After months of stoking anger about alleged election fraud, one of America’s largest talk-radio companies has decided on an abrupt change of direction.
Cumulus Media, which employs some of the most popular right-leaning talk-radio hosts in the United States, has told its on-air personalities to stop suggesting that the election was stolen from President Donald Trump – or else face termination.
A Cumulus executive issued the directive on Wednesday, just as Congress met to certify Joe Biden’s election victory and an angry mob of Trump supporters marched on the Capitol, overwhelmed police and briefly occupied the building, terrorizing lawmakers and leading to the deaths of five people.
“We need to help induce national calm NOW,” Brian Philips, executive vice president of content for Cumulus, wrote in an internal memo, which was first reported by Inside Music Media. Cumulus and its program syndication arm, Westwood One, “will not tolerate any suggestion that the election has not ended. The election has been resolved and there are no alternate acceptable ‘paths.’ “
The memo adds: “If you transgress this policy, you can expect to separate from the company immediately.”

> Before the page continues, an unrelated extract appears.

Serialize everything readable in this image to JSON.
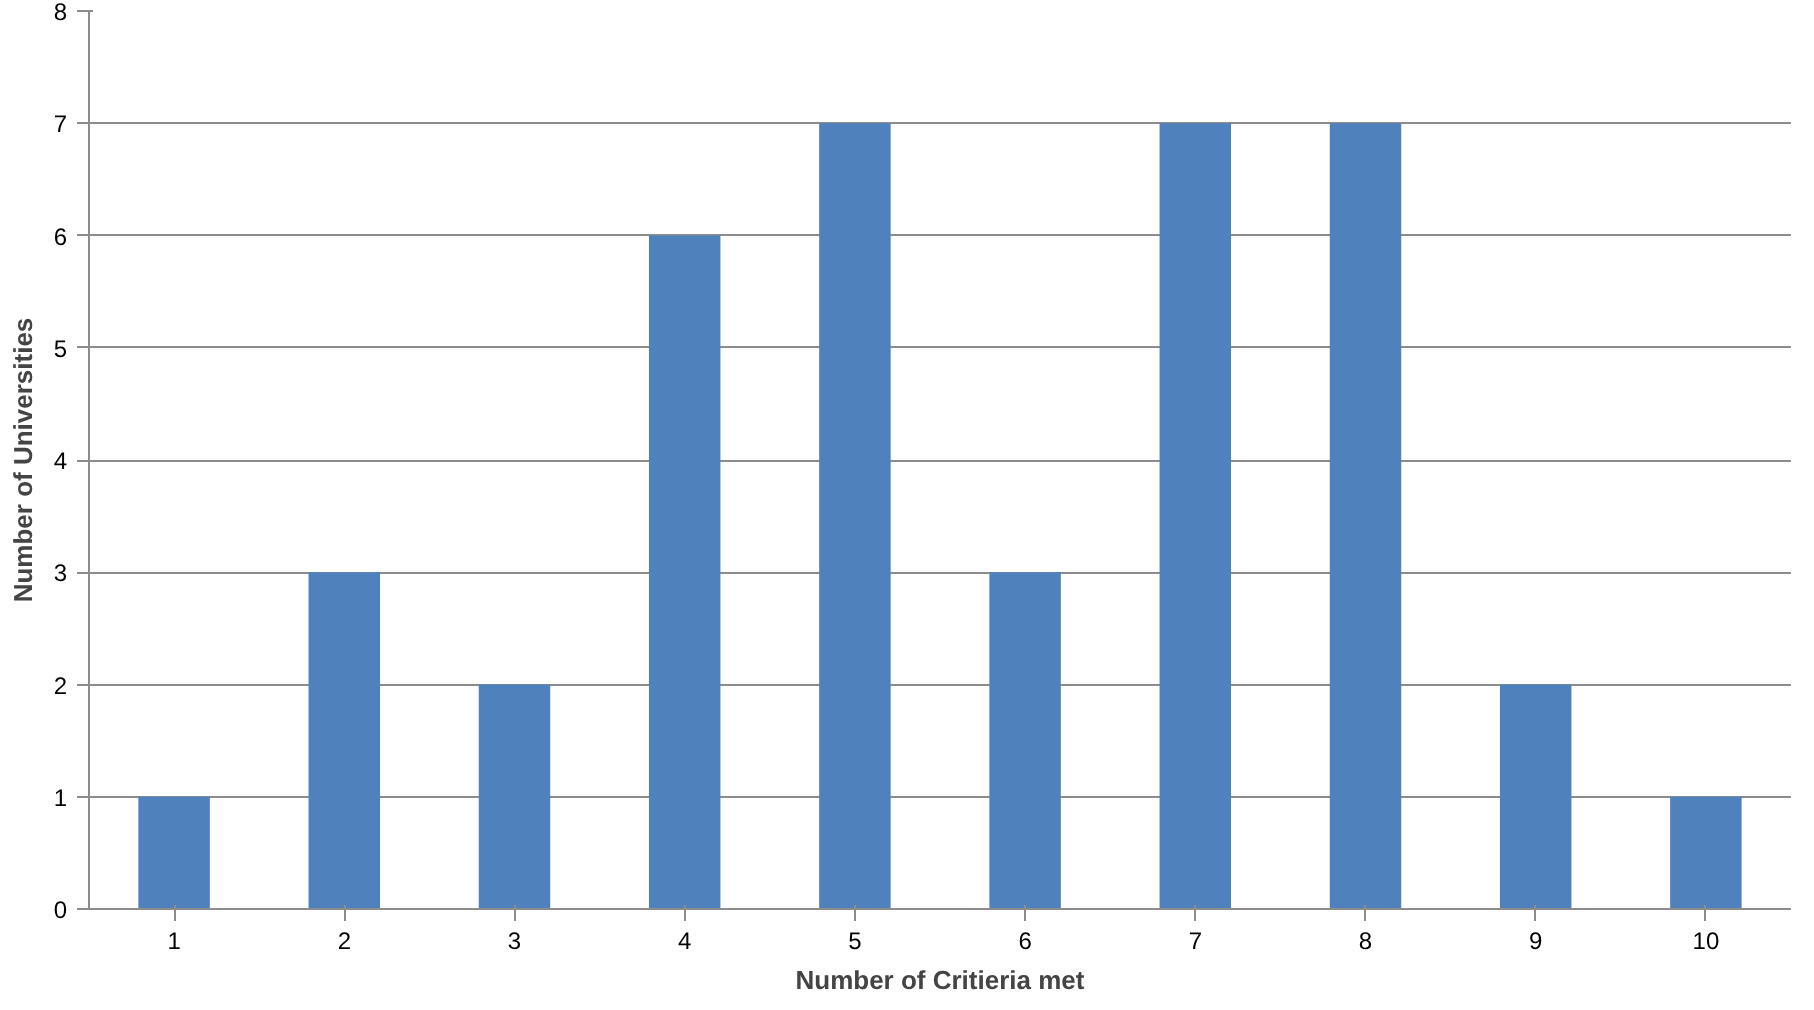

A Cumulus representative did not respond to repeated requests for comment on Sunday.
The new policy is a stunning corporate clampdown on the kind of provocative and even inflammatory talk that has long driven the business model for Cumulus and other talk show broadcasters. And it came as Apple, Google and Amazon cut off essential business services to Parler, the pro-Trump social media network where users have promoted falsehoods about election fraud and praised the mob that assaulted the Capitol. Apple and Google removed the Parler app from the offerings for its smartphones, while Amazon suspended it from its Web-hosting services. (Amazon founder and chief executive Jeff Bezos owns The Washington Post.)

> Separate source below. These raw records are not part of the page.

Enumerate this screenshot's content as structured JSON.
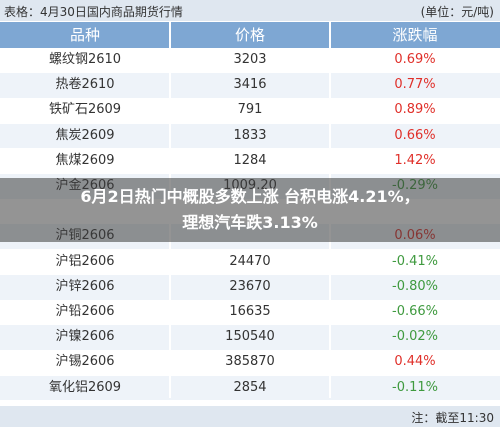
{
  "header": {
    "title": "表格：4月30日国内商品期货行情",
    "unit": "(单位：元/吨)"
  },
  "table": {
    "columns": [
      "品种",
      "价格",
      "涨跌幅"
    ],
    "rows": [
      {
        "name": "螺纹钢2610",
        "price": "3203",
        "change": "0.69%"
      },
      {
        "name": "热卷2610",
        "price": "3416",
        "change": "0.77%"
      },
      {
        "name": "铁矿石2609",
        "price": "791",
        "change": "0.89%"
      },
      {
        "name": "焦炭2609",
        "price": "1833",
        "change": "0.66%"
      },
      {
        "name": "焦煤2609",
        "price": "1284",
        "change": "1.42%"
      },
      {
        "name": "沪金2606",
        "price": "1009.20",
        "change": "-0.29%"
      },
      {},
      {
        "name": "沪铜2606",
        "change": "0.06%"
      },
      {
        "name": "沪铝2606",
        "price": "24470",
        "change": "-0.41%"
      },
      {
        "name": "沪锌2606",
        "price": "23670",
        "change": "-0.80%"
      },
      {
        "name": "沪铅2606",
        "price": "16635",
        "change": "-0.66%"
      },
      {
        "name": "沪镍2606",
        "price": "150540",
        "change": "-0.02%"
      },
      {
        "name": "沪锡2606",
        "price": "385870",
        "change": "0.44%"
      },
      {
        "name": "氧化铝2609",
        "price": "2854",
        "change": "-0.11%"
      }
    ]
  },
  "overlay": {
    "headline": "6月2日热门中概股多数上涨 台积电涨4.21%，理想汽车跌3.13%"
  },
  "footer": {
    "note": "注：截至11:30"
  }
}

Atlanta-based Cumulus owns 416 radio stations in 84 regions across the country. Many of its stations broadcast a talk format, a medium that has been dominated by a conservative point of view for decades. In addition to its national personalities, it employs local talk-radio hosts in many of its markets.
Cumulus’s biggest stations include WMAL in Washington, KABC in Los Angeles, WLS in Chicago and KGO in San Francisco, all of which air a news-talk format.

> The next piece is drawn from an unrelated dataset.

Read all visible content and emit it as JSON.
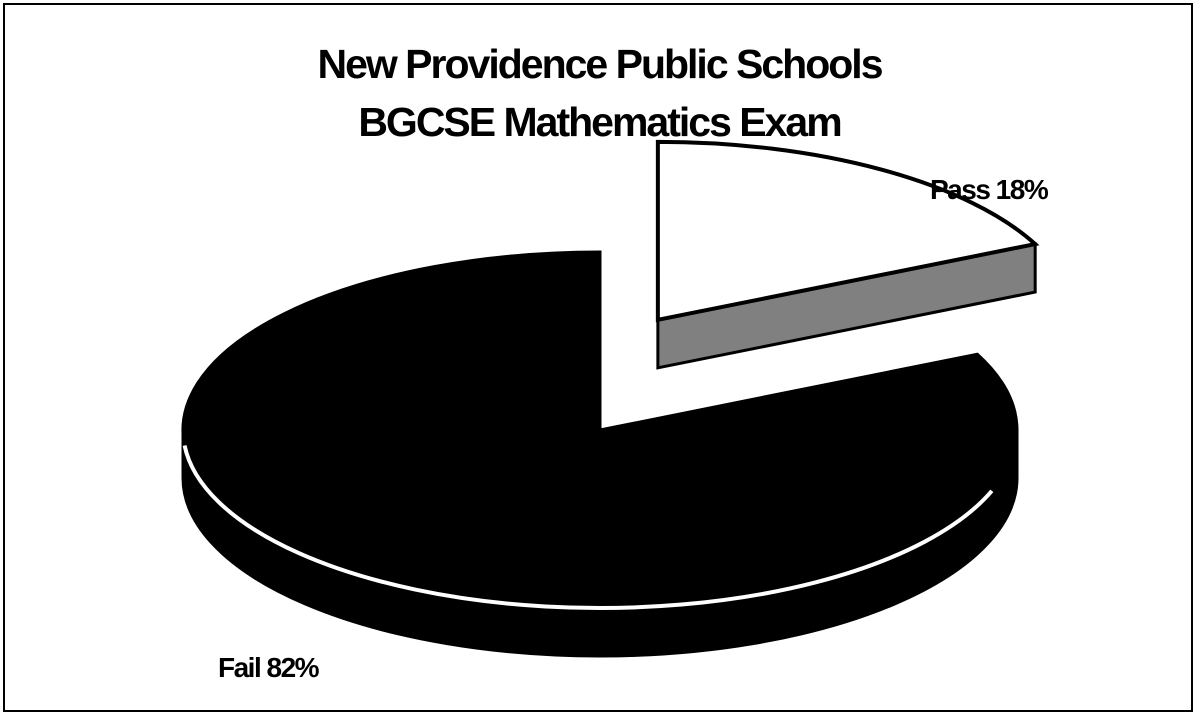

The memo appears to reflect the reality that voters, presidential electors, courts and now Congress have accepted or certified that Biden won the election and is the president-elect. It may also be an attempt to cool down emotions that led to Wednesday’s invasion of the Capitol, and to mollify advertisers that are concerned about being associated with programs that could be inciting listeners to violence.
But it also reveals some of the hidden corporate hand behind what is said and discussed on talk-radio programs. Rather than a medium of freethinking individuals expressing passionately held beliefs, the memo reminds that hosts are subject to corporate mandates and control.